The lack of classes really disappoints me. I was expecting this game to be Vampire: The Masquerade but with a cyberpunk aesthetic and an open world. Now it looks like we're just getting another FPS-RPG loot'em up with rail roaded TellTale dialogue choices, with the open world being a static backdrop. I guess that's all you can do with the RPG genre when budgets are far too massive to not make visuals, animation, and art your marketing tool.
that's not what it sounds like at all based on Austin's and Patrick's impressions. They described the open world as feeling dense in a way no other open world has at all, that the dialogue choices are significant in that they feel like they give your character real agency, both in decisions and in how to progress (talk your way out of something or pull out your gun, both as a threat and to just start shooting). It doesn't sound like loot is a huge component to the game at all, at least not in the Destiny/Diablo sense.
I don't think the lack of character classes suggests anything about how RPG/non-RPG it is at all.

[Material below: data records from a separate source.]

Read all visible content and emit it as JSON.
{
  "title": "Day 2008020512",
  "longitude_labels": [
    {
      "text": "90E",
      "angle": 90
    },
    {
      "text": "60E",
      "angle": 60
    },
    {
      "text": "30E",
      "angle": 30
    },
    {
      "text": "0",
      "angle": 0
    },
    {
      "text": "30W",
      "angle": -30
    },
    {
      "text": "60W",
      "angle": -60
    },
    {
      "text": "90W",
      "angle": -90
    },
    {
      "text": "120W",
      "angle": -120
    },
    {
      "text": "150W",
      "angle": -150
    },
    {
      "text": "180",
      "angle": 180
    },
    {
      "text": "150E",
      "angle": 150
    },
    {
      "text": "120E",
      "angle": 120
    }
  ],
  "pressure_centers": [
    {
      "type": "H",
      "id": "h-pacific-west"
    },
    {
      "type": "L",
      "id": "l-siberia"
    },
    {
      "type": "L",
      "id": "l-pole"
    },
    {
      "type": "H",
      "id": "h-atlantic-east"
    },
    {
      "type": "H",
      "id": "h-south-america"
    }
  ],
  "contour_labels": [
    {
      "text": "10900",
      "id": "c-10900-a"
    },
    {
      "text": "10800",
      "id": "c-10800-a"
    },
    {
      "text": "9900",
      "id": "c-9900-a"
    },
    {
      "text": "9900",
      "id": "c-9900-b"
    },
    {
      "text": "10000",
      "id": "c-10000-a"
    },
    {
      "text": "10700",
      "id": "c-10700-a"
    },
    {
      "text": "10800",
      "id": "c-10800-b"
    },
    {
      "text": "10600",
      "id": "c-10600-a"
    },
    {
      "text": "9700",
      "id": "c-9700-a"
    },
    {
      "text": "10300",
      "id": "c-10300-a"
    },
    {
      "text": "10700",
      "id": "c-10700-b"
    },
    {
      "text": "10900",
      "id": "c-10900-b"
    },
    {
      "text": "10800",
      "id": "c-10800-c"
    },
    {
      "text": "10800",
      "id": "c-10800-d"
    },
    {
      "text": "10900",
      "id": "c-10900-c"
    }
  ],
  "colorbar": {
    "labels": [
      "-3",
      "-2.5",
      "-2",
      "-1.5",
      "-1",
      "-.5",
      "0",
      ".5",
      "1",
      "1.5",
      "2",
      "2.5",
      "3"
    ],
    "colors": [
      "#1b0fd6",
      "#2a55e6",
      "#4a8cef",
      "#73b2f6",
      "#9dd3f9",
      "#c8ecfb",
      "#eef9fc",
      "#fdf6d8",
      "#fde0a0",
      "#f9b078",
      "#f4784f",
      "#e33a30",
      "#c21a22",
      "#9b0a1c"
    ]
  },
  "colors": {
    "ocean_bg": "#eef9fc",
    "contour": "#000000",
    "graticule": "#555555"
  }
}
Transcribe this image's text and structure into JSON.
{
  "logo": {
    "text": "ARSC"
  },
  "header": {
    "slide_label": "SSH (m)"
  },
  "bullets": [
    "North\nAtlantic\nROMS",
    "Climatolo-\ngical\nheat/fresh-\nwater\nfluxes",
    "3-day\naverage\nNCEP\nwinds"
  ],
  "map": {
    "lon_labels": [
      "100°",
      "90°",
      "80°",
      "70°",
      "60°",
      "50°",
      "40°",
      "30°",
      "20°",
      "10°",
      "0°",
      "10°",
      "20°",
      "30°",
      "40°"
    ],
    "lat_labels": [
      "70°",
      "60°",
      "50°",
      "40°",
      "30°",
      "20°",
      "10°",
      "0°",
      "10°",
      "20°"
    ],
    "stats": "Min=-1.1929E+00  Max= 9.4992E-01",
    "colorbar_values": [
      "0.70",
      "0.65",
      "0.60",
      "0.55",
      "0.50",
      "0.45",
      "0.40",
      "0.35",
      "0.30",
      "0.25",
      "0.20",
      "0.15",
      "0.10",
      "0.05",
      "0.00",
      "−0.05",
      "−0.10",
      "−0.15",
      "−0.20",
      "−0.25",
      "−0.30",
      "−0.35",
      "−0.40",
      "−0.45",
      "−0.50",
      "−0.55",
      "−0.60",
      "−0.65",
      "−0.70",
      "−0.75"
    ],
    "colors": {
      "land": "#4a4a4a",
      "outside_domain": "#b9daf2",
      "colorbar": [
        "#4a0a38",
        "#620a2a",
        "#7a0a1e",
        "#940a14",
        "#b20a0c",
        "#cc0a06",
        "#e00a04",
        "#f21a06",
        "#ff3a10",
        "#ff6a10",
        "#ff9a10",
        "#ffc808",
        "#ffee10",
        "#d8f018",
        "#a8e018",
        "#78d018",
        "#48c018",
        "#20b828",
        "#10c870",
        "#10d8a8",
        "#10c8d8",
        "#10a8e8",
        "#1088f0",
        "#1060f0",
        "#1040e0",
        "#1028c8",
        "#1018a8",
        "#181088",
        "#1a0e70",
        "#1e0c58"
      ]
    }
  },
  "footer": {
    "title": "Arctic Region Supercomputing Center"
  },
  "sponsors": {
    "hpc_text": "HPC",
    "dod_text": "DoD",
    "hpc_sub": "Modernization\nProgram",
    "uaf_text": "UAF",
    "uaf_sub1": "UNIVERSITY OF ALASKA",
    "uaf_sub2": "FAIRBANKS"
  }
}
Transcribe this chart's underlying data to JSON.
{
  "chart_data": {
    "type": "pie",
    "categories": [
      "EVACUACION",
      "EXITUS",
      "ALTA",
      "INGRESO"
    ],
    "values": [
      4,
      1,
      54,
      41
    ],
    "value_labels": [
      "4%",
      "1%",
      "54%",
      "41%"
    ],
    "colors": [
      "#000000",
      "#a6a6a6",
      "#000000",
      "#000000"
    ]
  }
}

I like RPGs that don't lock you into a character archetype from minute one and instead let you mix and match; I also think it makes more sense in this setting as opposed to a fantasy setting; when you're a wizard or whatever it makes sense that magic is a inborn talent, but when your powers seem to mostly come from cybernetic implants and technology it makes sense that the technology you implant/equip affects what kind of abilities you have. Stuff like damage numbers and the powers/abilities press people are talking about witnessing, combined with CDPR saying it's an RPG game first and an action game second, suggest that it's going to be much more of an RPG than a shooter.
That is good to hear. It's stuff like this on why I can't stand closed door demos on highly anticipated games.